*** 1st Reading ***

Hebrews 6:10-20

God is not unjust and will not forget everything

You have done for love of his name; you have helped and still help the believers. We desire each of you to have, until the end, the same zeal for reaching what you have hoped for. Do not grow careless but imitate those who, by their faith and determination, inherit the promise.

 Remember God’s promise to Abraham. God wanted to confirm it with an oath and, as no one is higher than God, he swore by himself: I shall bless you and give you many descendants. By just patiently waiting, Abraham obtained the promise.

People are used to swearing by someone higher than themselves and their oath affirms everything that could be denied. So God committed himself with an oath in order to convince those who were to wait for his promise that he would never change his mind.

Thus we have two certainties in which it is impossible that God be proved false: promise and oath. That is enough to encourage us strongly when we leave everything to hold to the hope set before us.

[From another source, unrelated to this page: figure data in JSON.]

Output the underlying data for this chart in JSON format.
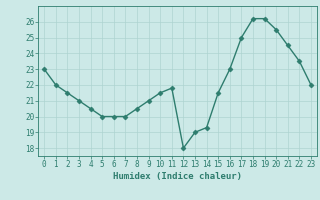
{
  "x": [
    0,
    1,
    2,
    3,
    4,
    5,
    6,
    7,
    8,
    9,
    10,
    11,
    12,
    13,
    14,
    15,
    16,
    17,
    18,
    19,
    20,
    21,
    22,
    23
  ],
  "y": [
    23,
    22,
    21.5,
    21,
    20.5,
    20,
    20,
    20,
    20.5,
    21,
    21.5,
    21.8,
    18,
    19,
    19.3,
    21.5,
    23,
    25,
    26.2,
    26.2,
    25.5,
    24.5,
    23.5,
    22
  ],
  "line_color": "#2e7d6e",
  "marker": "D",
  "bg_color": "#cce9e7",
  "grid_color": "#aed4d1",
  "xlabel": "Humidex (Indice chaleur)",
  "ylim": [
    17.5,
    27
  ],
  "xlim": [
    -0.5,
    23.5
  ],
  "yticks": [
    18,
    19,
    20,
    21,
    22,
    23,
    24,
    25,
    26
  ],
  "xticks": [
    0,
    1,
    2,
    3,
    4,
    5,
    6,
    7,
    8,
    9,
    10,
    11,
    12,
    13,
    14,
    15,
    16,
    17,
    18,
    19,
    20,
    21,
    22,
    23
  ],
  "tick_fontsize": 5.5,
  "xlabel_fontsize": 6.5,
  "linewidth": 1.0,
  "markersize": 2.5
}
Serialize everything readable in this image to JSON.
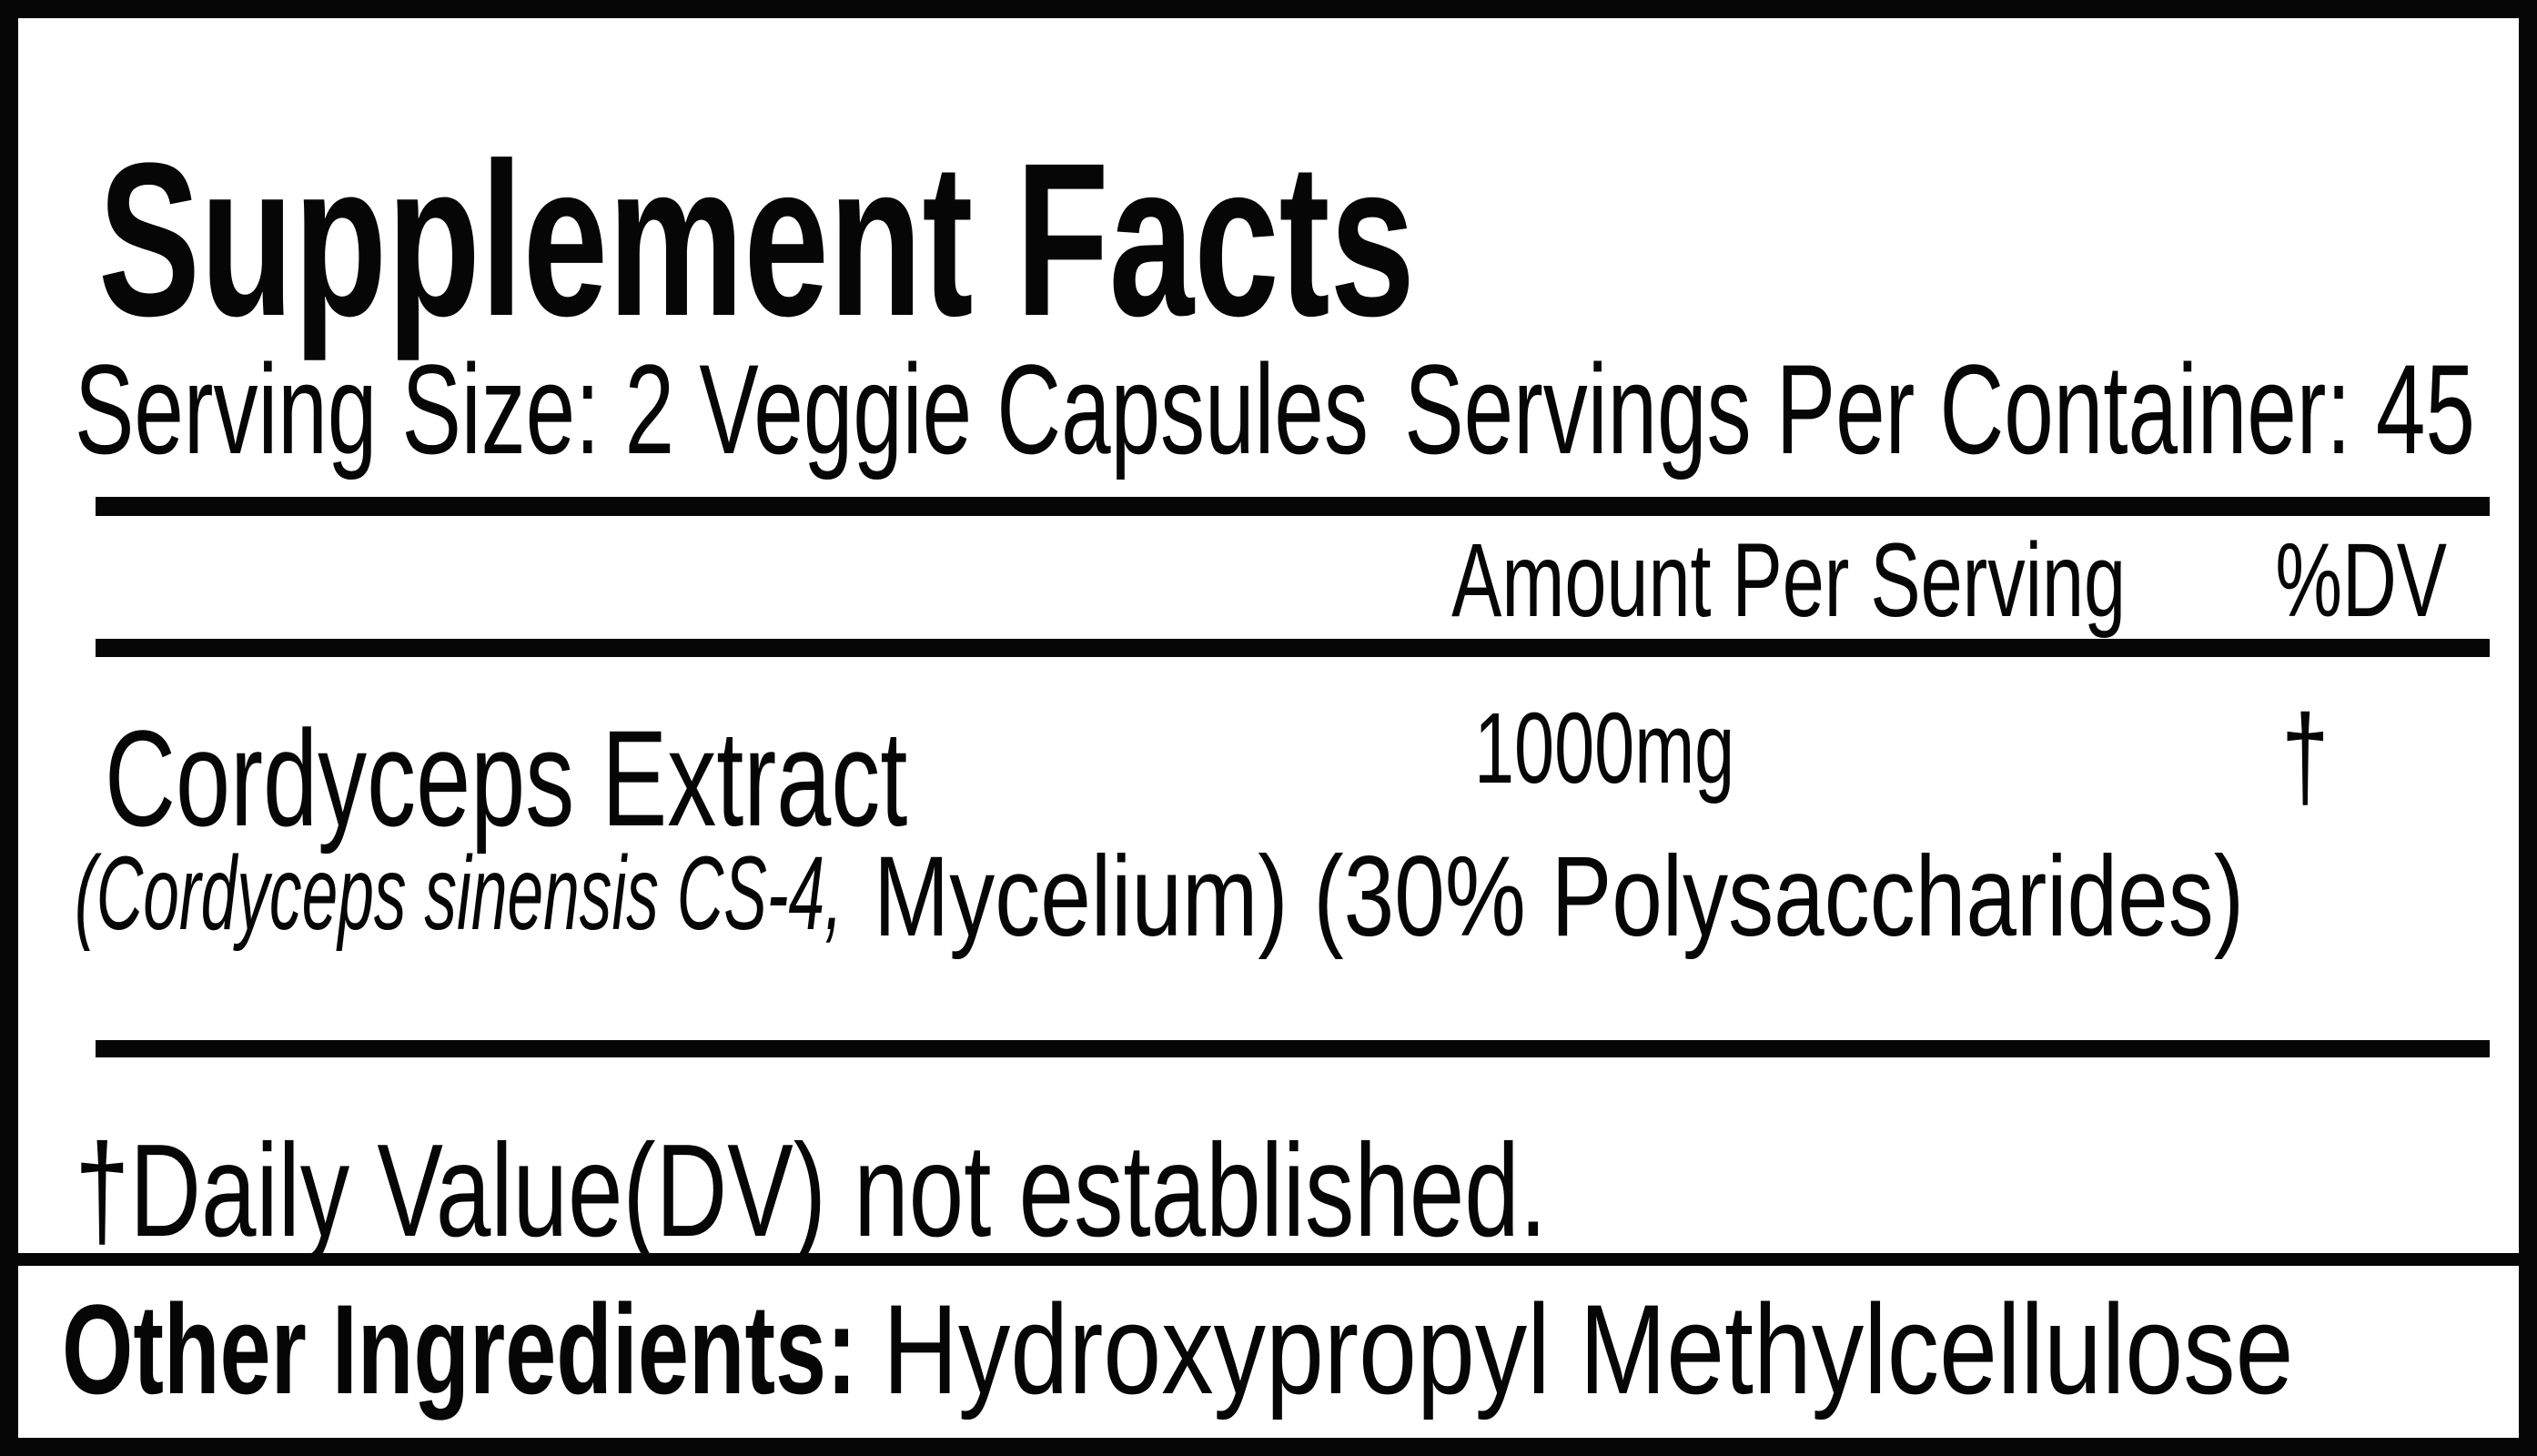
{
  "panel": {
    "title": "Supplement Facts",
    "serving_size": "Serving Size: 2 Veggie Capsules",
    "servings_per_container": "Servings Per Container: 45",
    "columns": {
      "amount": "Amount Per Serving",
      "daily_value": "%DV"
    },
    "ingredients": [
      {
        "name": "Cordyceps Extract",
        "detail_botanical": "(Cordyceps sinensis CS-4,",
        "detail_rest": "Mycelium) (30% Polysaccharides)",
        "amount": "1000mg",
        "daily_value": "†"
      }
    ],
    "footnote": "†Daily Value(DV) not established.",
    "other_ingredients": {
      "label": "Other Ingredients:",
      "value": "Hydroxypropyl Methylcellulose"
    },
    "colors": {
      "ink": "#060606",
      "background": "#ffffff"
    }
  }
}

 This hope is like a steadfast anchor of the soul, secure and firm, thrust beyond the curtain of the Temple into the sanctuary itself, where Jesus has entered ahead of us—Jesus, High Priest for ever in the order of Melchi­zedek.

 

Ps 111 1-2, 4-5, 9 & 10c

The Lord will remember his covenant for ever.

 

**** Gospel ****

Mark 2:23-28

 One Sabbath he was walking through grainfields. As his disciples walked along with him, they began to pick the heads of grain and crush them in their hands. Then the Pharisees said to Jesus, “Look! they are doing what is forbidden on the Sabbath!”

 And he said to them, “Have you never read what David did in his time of need, when he and his men were very hungry? He went into the house of God when Abiathar was High Priest and ate the bread of offering, which only the priests are allowed to eat, and he also gave some to the men who were with him.

 Then Jesus said to them, “The sabbath was made for man, not man for the Sab­bath. So the Son of Man is master even of the Sabbath.”

 

Gospel Reflection

In time, customs and traditions that are meant to facilitate our deeper love to the faith became rigid and unyielding. They become the be all and end all of spirituality rather than the means.

The Pharisees are scandalized that the disciples of Jesus disregard the prohibition of not working during the Sabbath day. It is a prohibition borne out of the interpretation of the Law by religious authorities.

What they missed is the fact that the original intention is for man and woman to have space to contemplate the wonderful love of God. So instead of making Sabbath a joyful encounter with a loving God, it became an exercise of self-restraint with corresponding sense of guilt if one cannot fulfill the prohibition.

Thus Jesus has to remind them of the original purpose of the Sabbath. It is to make believers fully human, fully alive.